What is the optimal production plan for the year


Homework: Industrial Engineering and Engineering Management Department- Supply Chain Management

Black Eagles is one of the biggest manufacturers of toys. Managers at Black Eagles are working on planning their demand and supply for the next year accordingly. Monthly demand forecast in the next 12 months is given as follows:

Month

Demand

1

10,000

2

11,000

3

15,000

4

18,000

5

25,000

6

26,000

7

30,000

8

29,000

9

21,000

10

18,000

11

14,000

12

11,000

Capacity at Black Eagles is managed by the number of machine operators they hire.
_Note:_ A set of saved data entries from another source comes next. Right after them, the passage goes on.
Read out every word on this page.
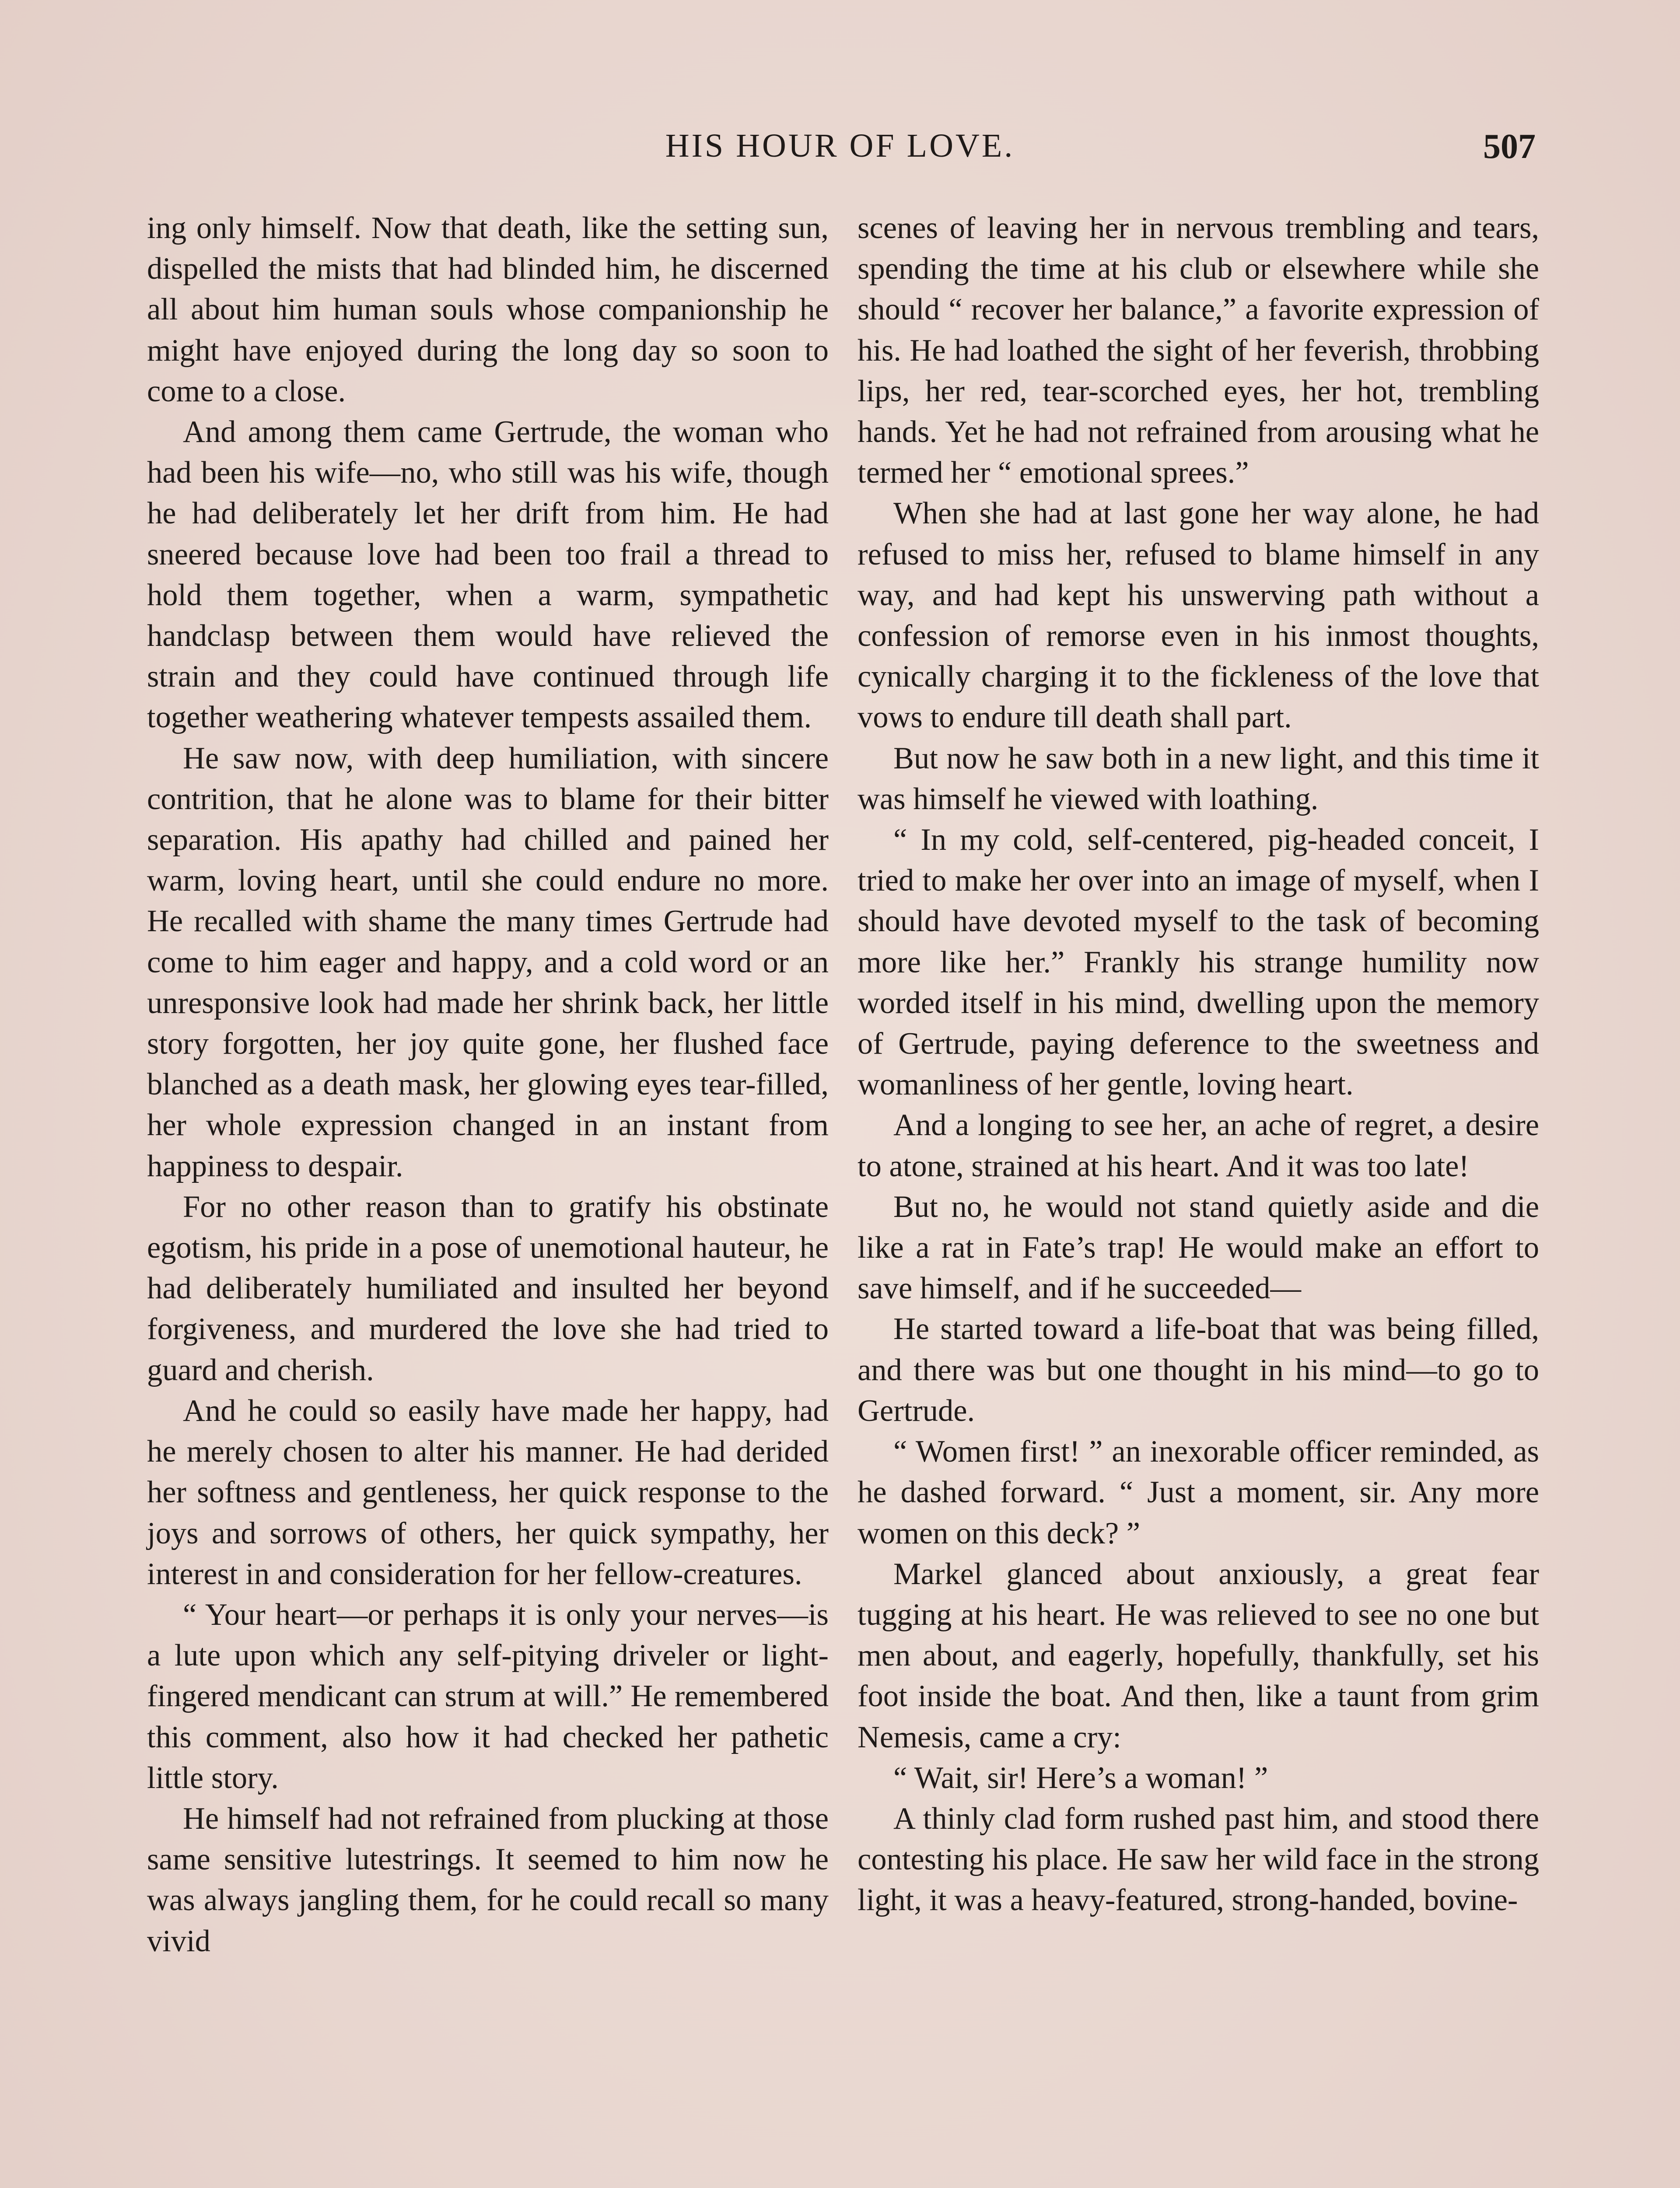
HIS HOUR OF LOVE.	507

ing only himself. Now that death, like the setting sun, dispelled the mists that had blinded him, he discerned all about him human souls whose companionship he might have enjoyed during the long day so soon to come to a close.

And among them came Gertrude, the woman who had been his wife—no, who still was his wife, though he had deliberately let her drift from him. He had sneered because love had been too frail a thread to hold them together, when a warm, sympathetic handclasp between them would have relieved the strain and they could have continued through life together weathering whatever tempests assailed them.

He saw now, with deep humiliation, with sincere contrition, that he alone was to blame for their bitter separation. His apathy had chilled and pained her warm, loving heart, until she could endure no more. He recalled with shame the many times Gertrude had come to him eager and happy, and a cold word or an unresponsive look had made her shrink back, her little story forgotten, her joy quite gone, her flushed face blanched as a death mask, her glowing eyes tear-filled, her whole expression changed in an instant from happiness to despair.

For no other reason than to gratify his obstinate egotism, his pride in a pose of unemotional hauteur, he had deliberately humiliated and insulted her beyond forgiveness, and murdered the love she had tried to guard and cherish.

And he could so easily have made her happy, had he merely chosen to alter his manner. He had derided her softness and gentleness, her quick response to the joys and sorrows of others, her quick sympathy, her interest in and consideration for her fellow-creatures.

“ Your heart—or perhaps it is only your nerves—is a lute upon which any self-pitying driveler or light-fingered mendicant can strum at will.” He remembered this comment, also how it had checked her pathetic little story.

He himself had not refrained from plucking at those same sensitive lutestrings. It seemed to him now he was always jangling them, for he could recall so many vivid

scenes of leaving her in nervous trembling and tears, spending the time at his club or elsewhere while she should “ recover her balance,” a favorite expression of his. He had loathed the sight of her feverish, throbbing lips, her red, tear-scorched eyes, her hot, trembling hands. Yet he had not refrained from arousing what he termed her “ emotional sprees.”

When she had at last gone her way alone, he had refused to miss her, refused to blame himself in any way, and had kept his unswerving path without a confession of remorse even in his inmost thoughts, cynically charging it to the fickleness of the love that vows to endure till death shall part.

But now he saw both in a new light, and this time it was himself he viewed with loathing.

“ In my cold, self-centered, pig-headed conceit, I tried to make her over into an image of myself, when I should have devoted myself to the task of becoming more like her.” Frankly his strange humility now worded itself in his mind, dwelling upon the memory of Gertrude, paying deference to the sweetness and womanliness of her gentle, loving heart.

And a longing to see her, an ache of regret, a desire to atone, strained at his heart. And it was too late!

But no, he would not stand quietly aside and die like a rat in Fate’s trap! He would make an effort to save himself, and if he succeeded—

He started toward a life-boat that was being filled, and there was but one thought in his mind—to go to Gertrude.

“ Women first! ” an inexorable officer reminded, as he dashed forward. “ Just a moment, sir. Any more women on this deck? ”

Markel glanced about anxiously, a great fear tugging at his heart. He was relieved to see no one but men about, and eagerly, hopefully, thankfully, set his foot inside the boat. And then, like a taunt from grim Nemesis, came a cry:

“ Wait, sir! Here’s a woman! ”

A thinly clad form rushed past him, and stood there contesting his place. He saw her wild face in the strong light, it was a heavy-featured, strong-handed, bovine-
The company works eight hours a day for 20 days in a month with a regular operating shift. Any time beyond that is considered overtime. Regular time pay is $15 per employee and overtime is $22 per hour. Each employee can work overtime up to 20 hours per month. Black Eagles currently has 250 employees. Two labor hours are needed to produce a toy. The inventory cost is $3 for a month. Materials cost is $40 for a toy. The retail price of a toy is $125. It is assumed that no stockouts are allowed and the starting inventory in January is 5,000 units and the desired ending inventory in December is also 5,000 units.

Note: The cost of hiring a new labor is $1,000; while the cost of laying off a labor is $2,000. No stockout and no subcontracting is allowed.
According to the market study, a promotion dropping prices by 1% in a given month will increase sales in that month by 20%, and bring forward 10% demand from each of the following two months.

1) What is the optimal production plan for the year if we assume no promotions? What is the annual profit from this plan? What is the cost of this plan?

2) Is it better to promote in April or July? How much increase in profit can be achieved as a result?

3) If toys are sold for $250 instead of $125, does the decision about the timing of the promotion change? Why?